¿Hay vida inteligente en el jazz?
Daniel lo tiene todo: un sonido cool, redondo, y una forma de decir fogosa y contundente que en nada evidencia sus pocos años
Guillermo McGill pertenece a la rara especie de los creadores que no sólo crean: de vez en cuando, incluso, piensan. Y es esa mente pensante que anda detrás del asunto la que distingue a su música, que no deja indiferente. O gusta o no, otra cosa no se admite. Su manía de pensarse las cosas le ha llevado a meterse en algún que otro jardín, como cuando decidió no tocar en el Festival de Jazz de Madrid por desavenencias con la autoridad competente. Otra cosa: es el único músico de jazz de la historia que le ha dedicado un disco a María Zambrano y otro a la Teología de la Liberación. Hace años cambió el sillín de su batería por un cajón flamenco. Y es que a Guillermo, uruguayo de nacimiento, madrileño de adopción, el jondo le tira lo suyo. Acaba de grabar un nuevo disco, The Art of Respect, en el que recuerda a Ramón Montoya y Fernando Vilches que, en los veinte, intentaron una primera aproximación entre el jazz y el flamenco, y anda a la espera de una compañía que se lo publique. Esta fue, aunque sólo en parte, la música que pudimos escuchar en su concierto del viernes en Bogui Jazz, en el que no estuvo Dave Liebman, encargado de tocar el saxo en la “v. o.” del proyecto, pero sí Daniel Juárez, y es cosa muy de notar la desenvoltura de este joven fenómeno de nuestro jazz nacido en Talavera de la Reina hace apenas 21 años.
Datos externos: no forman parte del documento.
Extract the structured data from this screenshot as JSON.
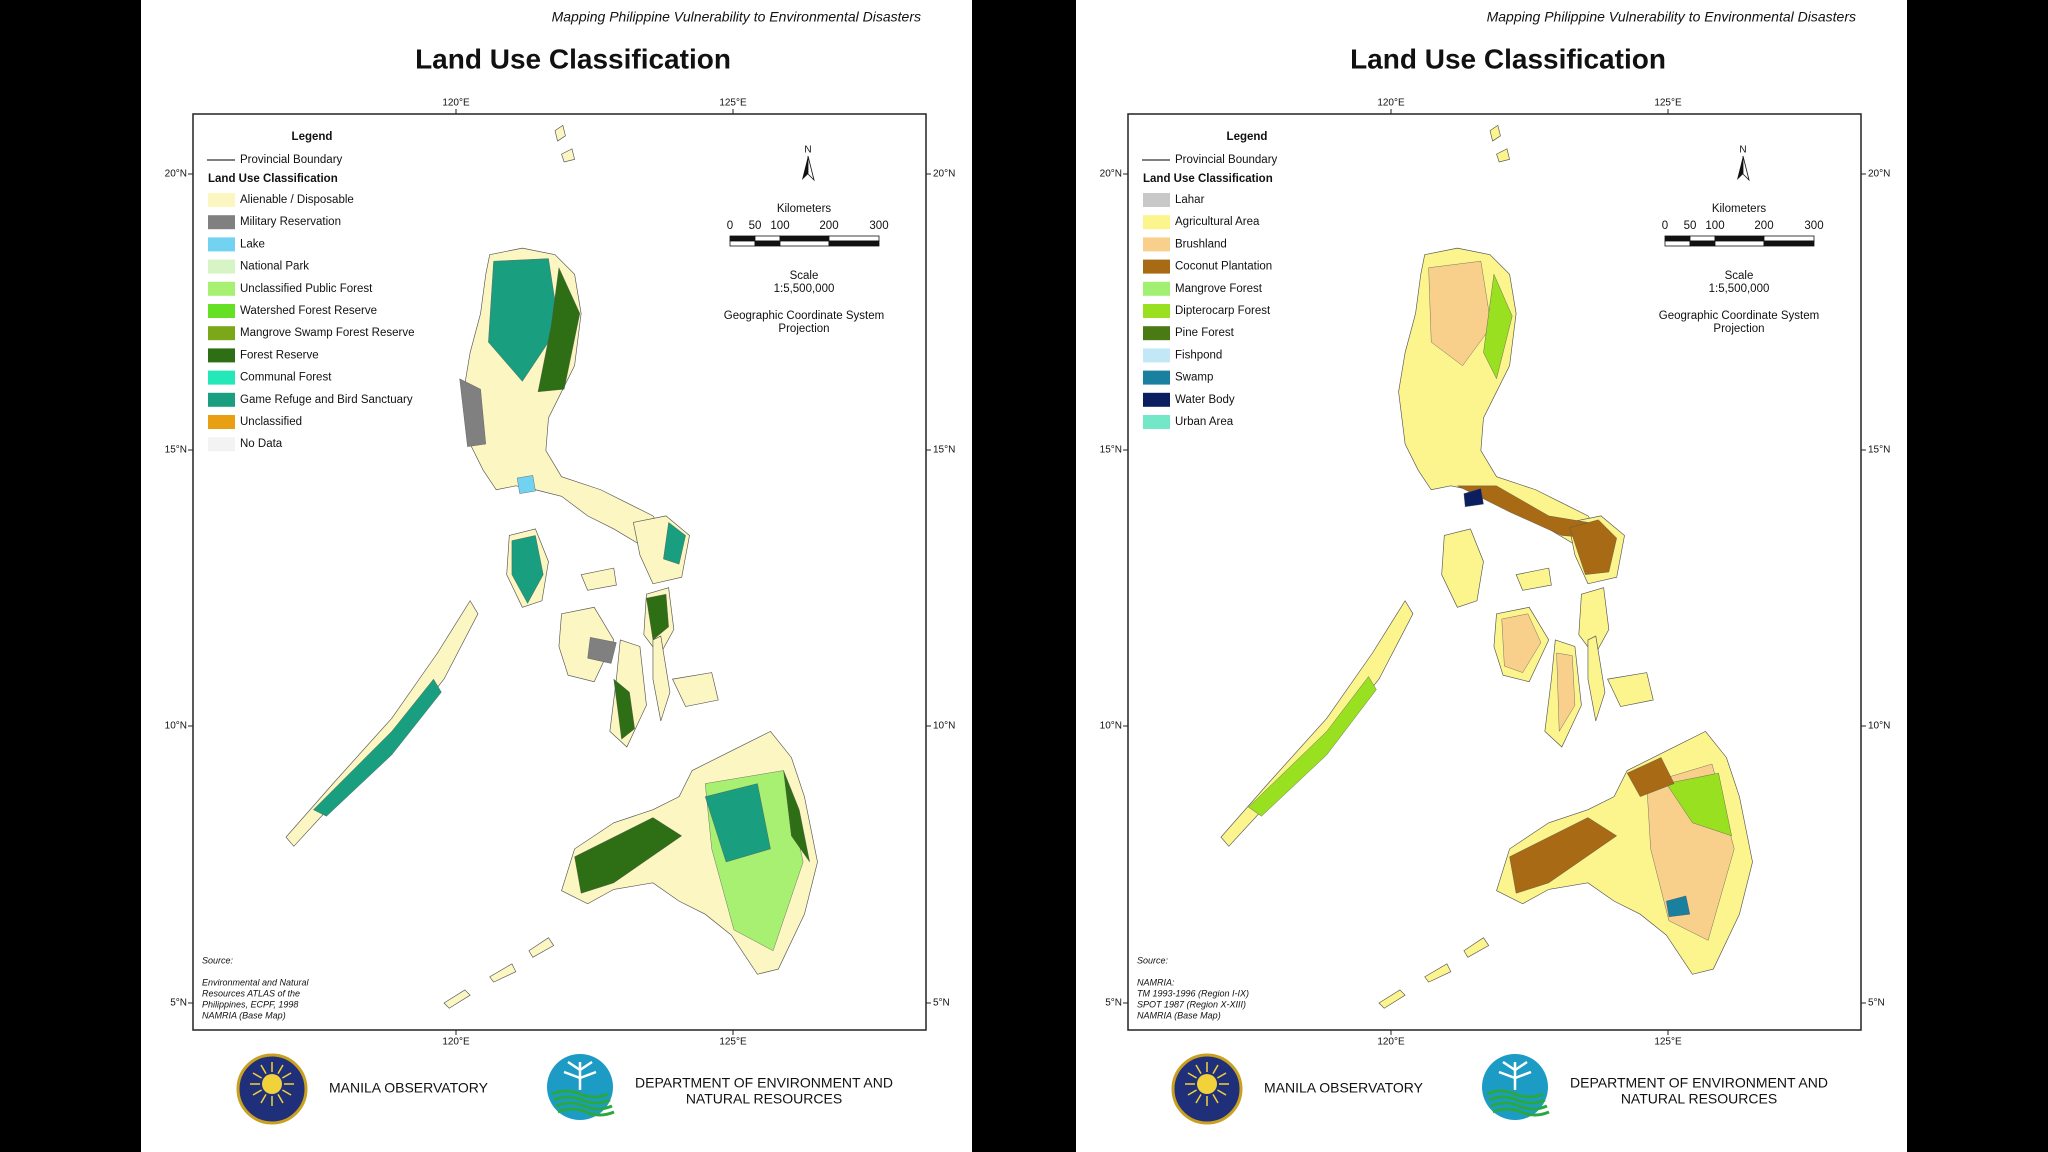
{
  "panels": [
    {
      "header": "Mapping Philippine Vulnerability to Environmental Disasters",
      "title": "Land Use Classification",
      "lon_ticks": [
        "120°E",
        "125°E"
      ],
      "lat_ticks": [
        "20°N",
        "15°N",
        "10°N",
        "5°N"
      ],
      "legend": {
        "title": "Legend",
        "boundary": "Provincial Boundary",
        "subtitle": "Land Use Classification",
        "items": [
          {
            "label": "Alienable / Disposable",
            "color": "#fbf6c2"
          },
          {
            "label": "Military Reservation",
            "color": "#808080"
          },
          {
            "label": "Lake",
            "color": "#72d2f2"
          },
          {
            "label": "National Park",
            "color": "#d6f4c6"
          },
          {
            "label": "Unclassified Public Forest",
            "color": "#a8f072"
          },
          {
            "label": "Watershed Forest Reserve",
            "color": "#66e022"
          },
          {
            "label": "Mangrove Swamp Forest Reserve",
            "color": "#7aa818"
          },
          {
            "label": "Forest Reserve",
            "color": "#2e6e14"
          },
          {
            "label": "Communal Forest",
            "color": "#24e8b8"
          },
          {
            "label": "Game Refuge and Bird Sanctuary",
            "color": "#1a9e80"
          },
          {
            "label": "Unclassified",
            "color": "#e8a012"
          },
          {
            "label": "No Data",
            "color": "#f3f3f3"
          }
        ]
      },
      "north": "N",
      "scale": {
        "units": "Kilometers",
        "ticks": [
          "0",
          "50",
          "100",
          "200",
          "300"
        ],
        "label": "Scale",
        "ratio": "1:5,500,000",
        "projection": [
          "Geographic Coordinate System",
          "Projection"
        ]
      },
      "source": {
        "label": "Source:",
        "lines": [
          "Environmental and Natural",
          "Resources ATLAS of the",
          "Philippines, ECPF, 1998",
          "NAMRIA (Base Map)"
        ]
      },
      "logos": {
        "left": "MANILA OBSERVATORY",
        "right": [
          "DEPARTMENT OF ENVIRONMENT AND",
          "NATURAL RESOURCES"
        ]
      }
    },
    {
      "header": "Mapping Philippine Vulnerability to Environmental Disasters",
      "title": "Land Use Classification",
      "lon_ticks": [
        "120°E",
        "125°E"
      ],
      "lat_ticks": [
        "20°N",
        "15°N",
        "10°N",
        "5°N"
      ],
      "legend": {
        "title": "Legend",
        "boundary": "Provincial Boundary",
        "subtitle": "Land Use Classification",
        "items": [
          {
            "label": "Lahar",
            "color": "#c8c8c8"
          },
          {
            "label": "Agricultural Area",
            "color": "#fcf48c"
          },
          {
            "label": "Brushland",
            "color": "#f8d08c"
          },
          {
            "label": "Coconut Plantation",
            "color": "#a86a14"
          },
          {
            "label": "Mangrove Forest",
            "color": "#a2f072"
          },
          {
            "label": "Dipterocarp Forest",
            "color": "#98e020"
          },
          {
            "label": "Pine Forest",
            "color": "#4a7a14"
          },
          {
            "label": "Fishpond",
            "color": "#c2e8f8"
          },
          {
            "label": "Swamp",
            "color": "#1a80a0"
          },
          {
            "label": "Water Body",
            "color": "#0a1e60"
          },
          {
            "label": "Urban Area",
            "color": "#72e8c8"
          }
        ]
      },
      "north": "N",
      "scale": {
        "units": "Kilometers",
        "ticks": [
          "0",
          "50",
          "100",
          "200",
          "300"
        ],
        "label": "Scale",
        "ratio": "1:5,500,000",
        "projection": [
          "Geographic Coordinate System",
          "Projection"
        ]
      },
      "source": {
        "label": "Source:",
        "lines": [
          "NAMRIA:",
          "TM 1993-1996 (Region I-IX)",
          "SPOT 1987 (Region X-XIII)",
          "NAMRIA (Base Map)"
        ]
      },
      "logos": {
        "left": "MANILA OBSERVATORY",
        "right": [
          "DEPARTMENT OF ENVIRONMENT AND",
          "NATURAL RESOURCES"
        ]
      }
    }
  ]
}
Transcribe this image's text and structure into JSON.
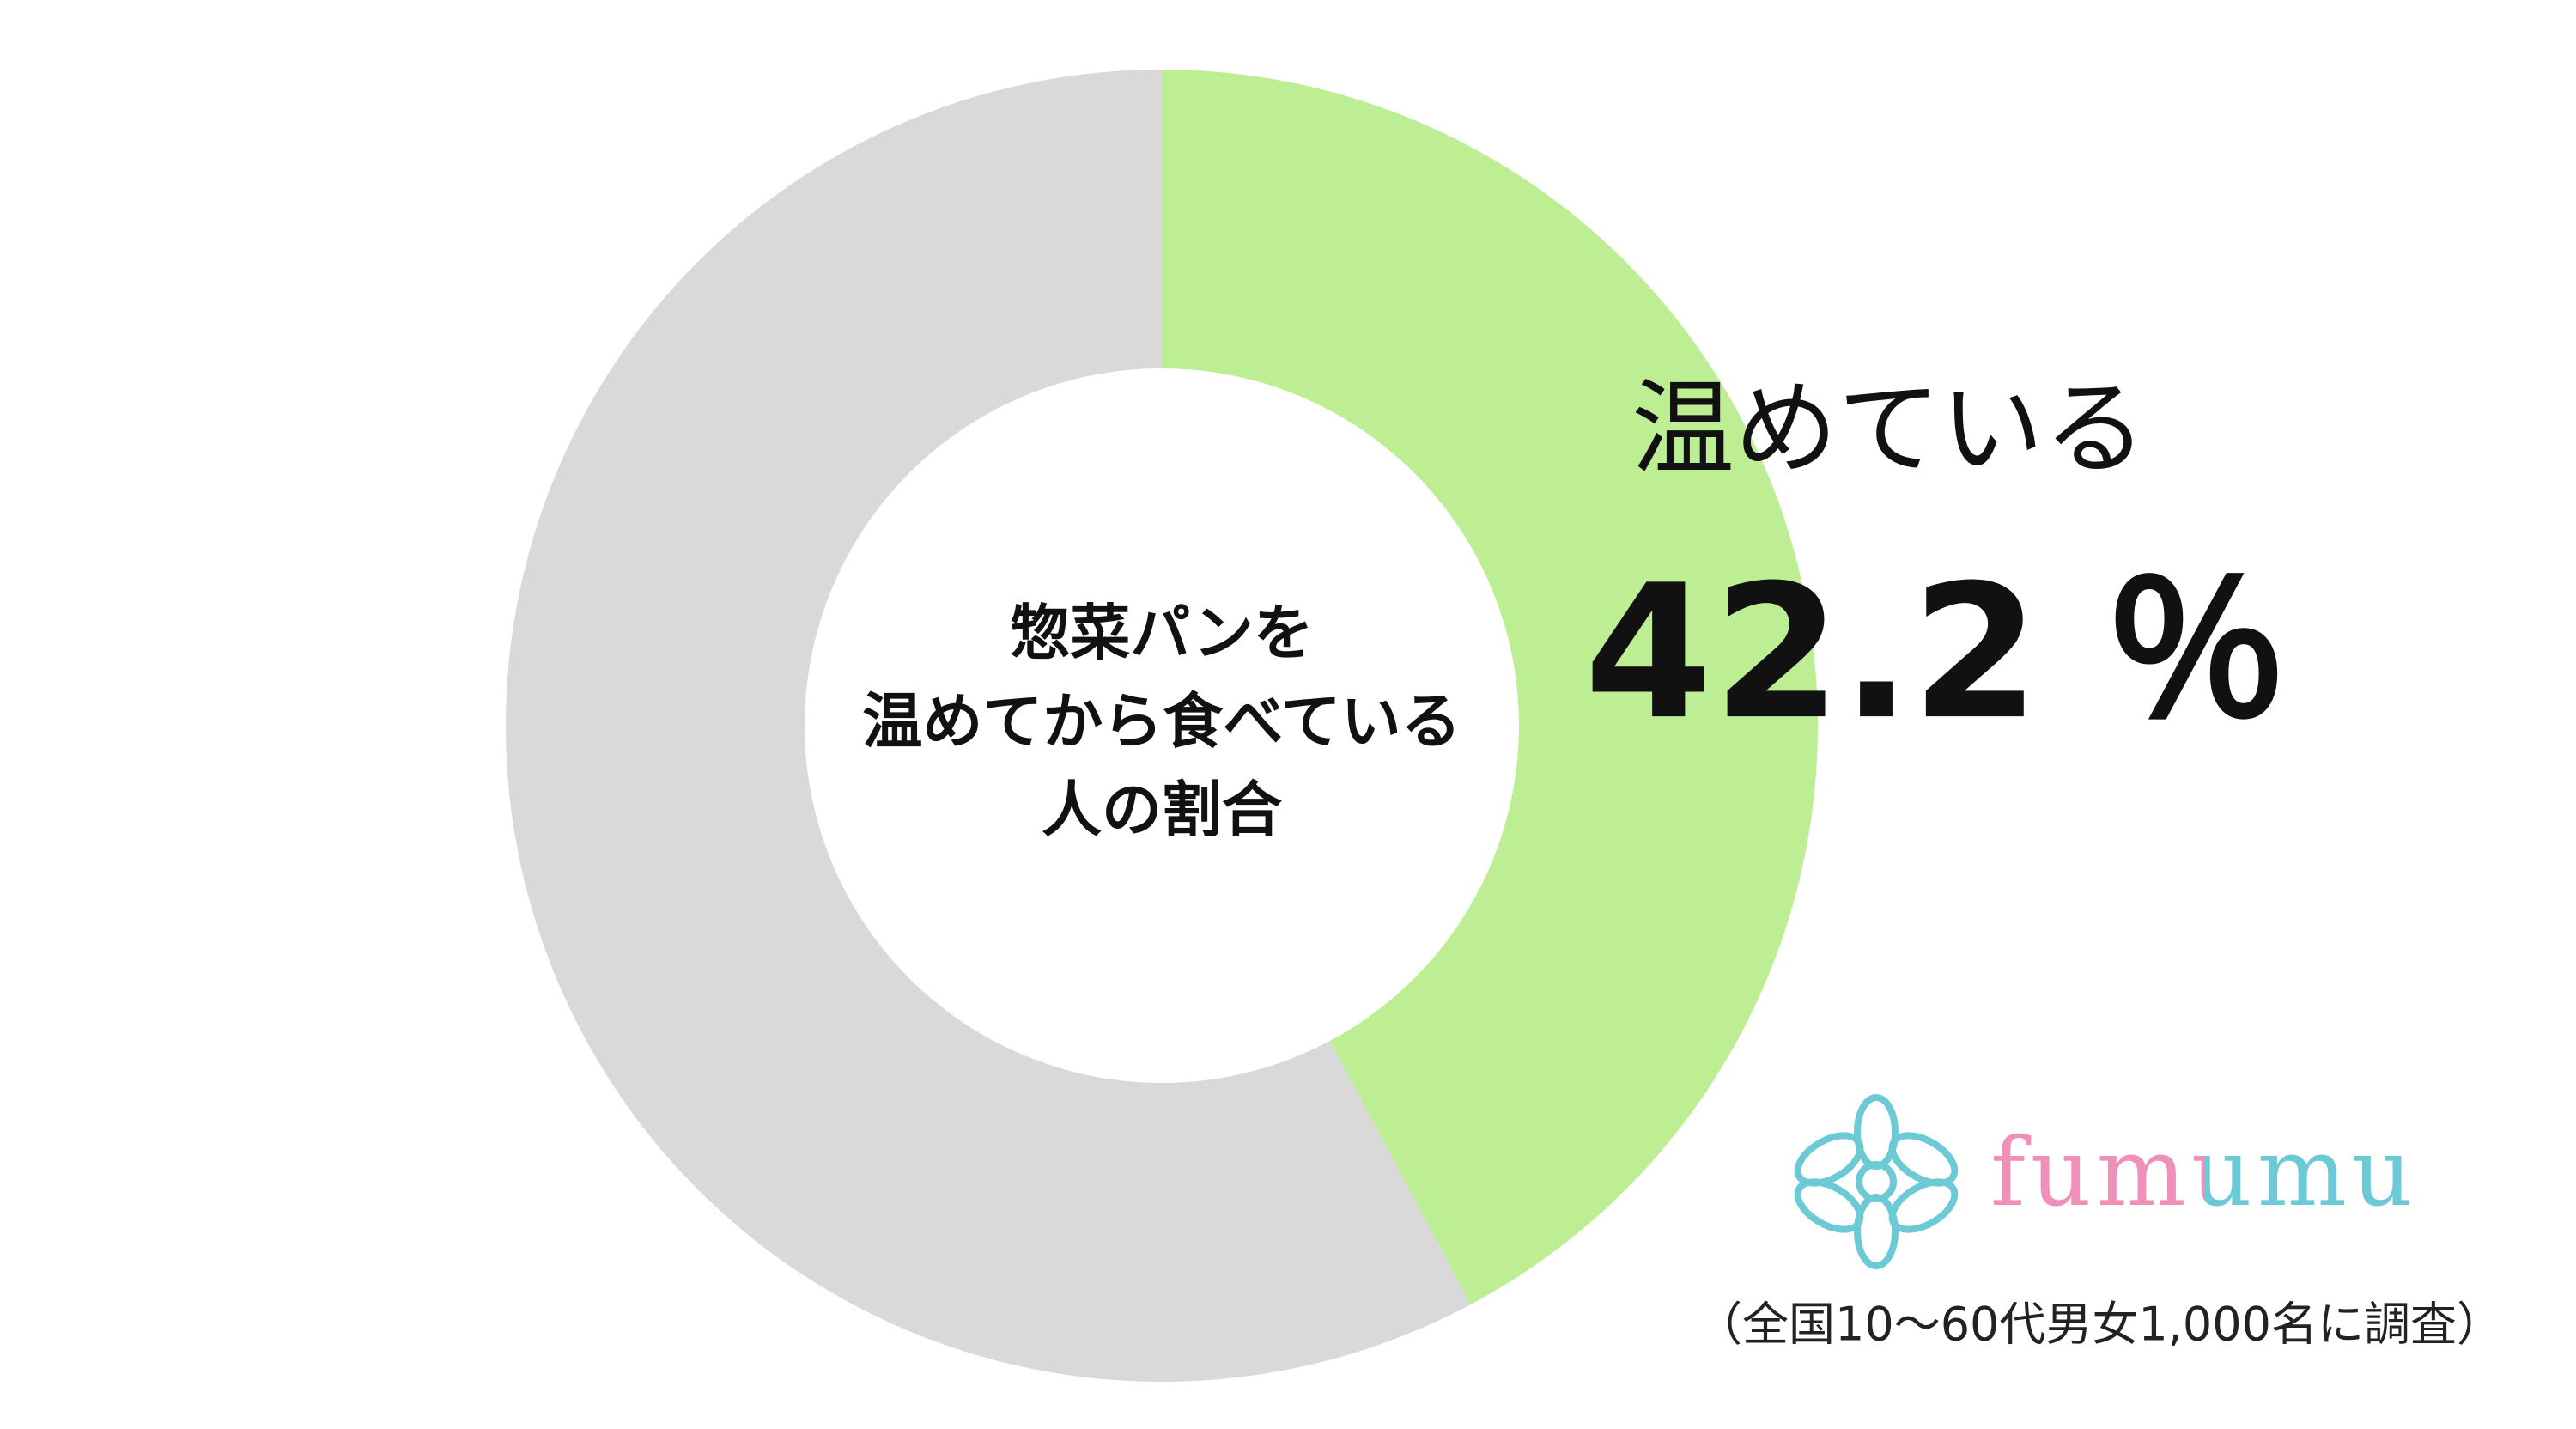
{
  "chart_data": {
    "type": "donut",
    "title": [
      "惣菜パンを",
      "温めてから食べている",
      "人の割合"
    ],
    "categories": [
      "温めている",
      null
    ],
    "values": [
      42.2,
      57.8
    ],
    "value_labels": [
      "42.2 ％",
      null
    ],
    "colors": [
      "#bdee93",
      "#d9d9d9"
    ],
    "logo": "fumumu",
    "note": "（全国10～60代男女1,000名に調査）"
  }
}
McGill conoció al fenómeno en Musikene, Centro Superior de Música del País Vasco, donde el uno imparte clases y el otro las recibe. Lo suyo fue un flechazo. Y es que Daniel lo tiene todo: un sonido cool, redondo, y una forma de decir fogosa y contundente que en nada evidencia sus pocos años. Además compone (Insomio). Con esto que al muchacho le sobran arrestos para enfrentarse a un público que ha acudido a comprobar qué hay de cierto en lo que se dice de él. Luego estaba la otra facción, los fans del líder, que no son uno ni dos. Sobre el escenario, Guillermo lleva la voz cantante sin necesidad de alzar la voz más allá de lo necesario. Como baterista, es un tanto atípico. Nunca pierde la compostura, como el Jeeves de las novelas de P.G. Wodehouse y, aun así, su swing es arrollador. De hecho, es tan buen baterista que no parece un baterista. Y no sólo eso: apenas toca solos, algo que el aficionado le agradece con el alma. Nada hay peor, ni más tedioso, que un baterista tratando de demostrar su pericia a cada paso.
Otra cosa que se le da bien a McGill es elegir acompañantes. El caso de un Israel Sandoval, de quien se ha hablado en estas mismas páginas con motivo del estupendo concierto que ofreció en el Círculo de Bellas Artes; uno de los grandes guitarristas de jazz del país, y de los menos reconocidos. Israel alcanza las cimas psicodélicas de un Jimi Hendrix, que no tocaba jazz, pero como si lo hiciera, para seguir con Wes Montgomery o Bill Frisell. Como muestra, su solo en la susodicha Insomio. Una maravilla, del primer al último compás.
Otro que tal: Toño Miguel. Hace nada, era uno más entre los contrabajistas a la espera de una oportunidad en una ciudad que cuenta con algunos notables especialistas del instrumento. Toño, o Antonio, dependiendo de dónde, se fue a Nueva York a foguearse y aquí está de vuelta, convertido en una pieza cotizada más allá de nuestras fronteras. Con McGill, son uña y carne: ocasiones hay en que no se sabe muy bien donde empieza el uno y termina el otro.
El Clan McGill –llamado así por el líder en honor al grupo pionero del Rock & Roll en Uruguay así llamado, en el que militó su señor padre- es una de esas pequeñas maravillas que produce de cuando en cuando el jazz. Como para perdérselo.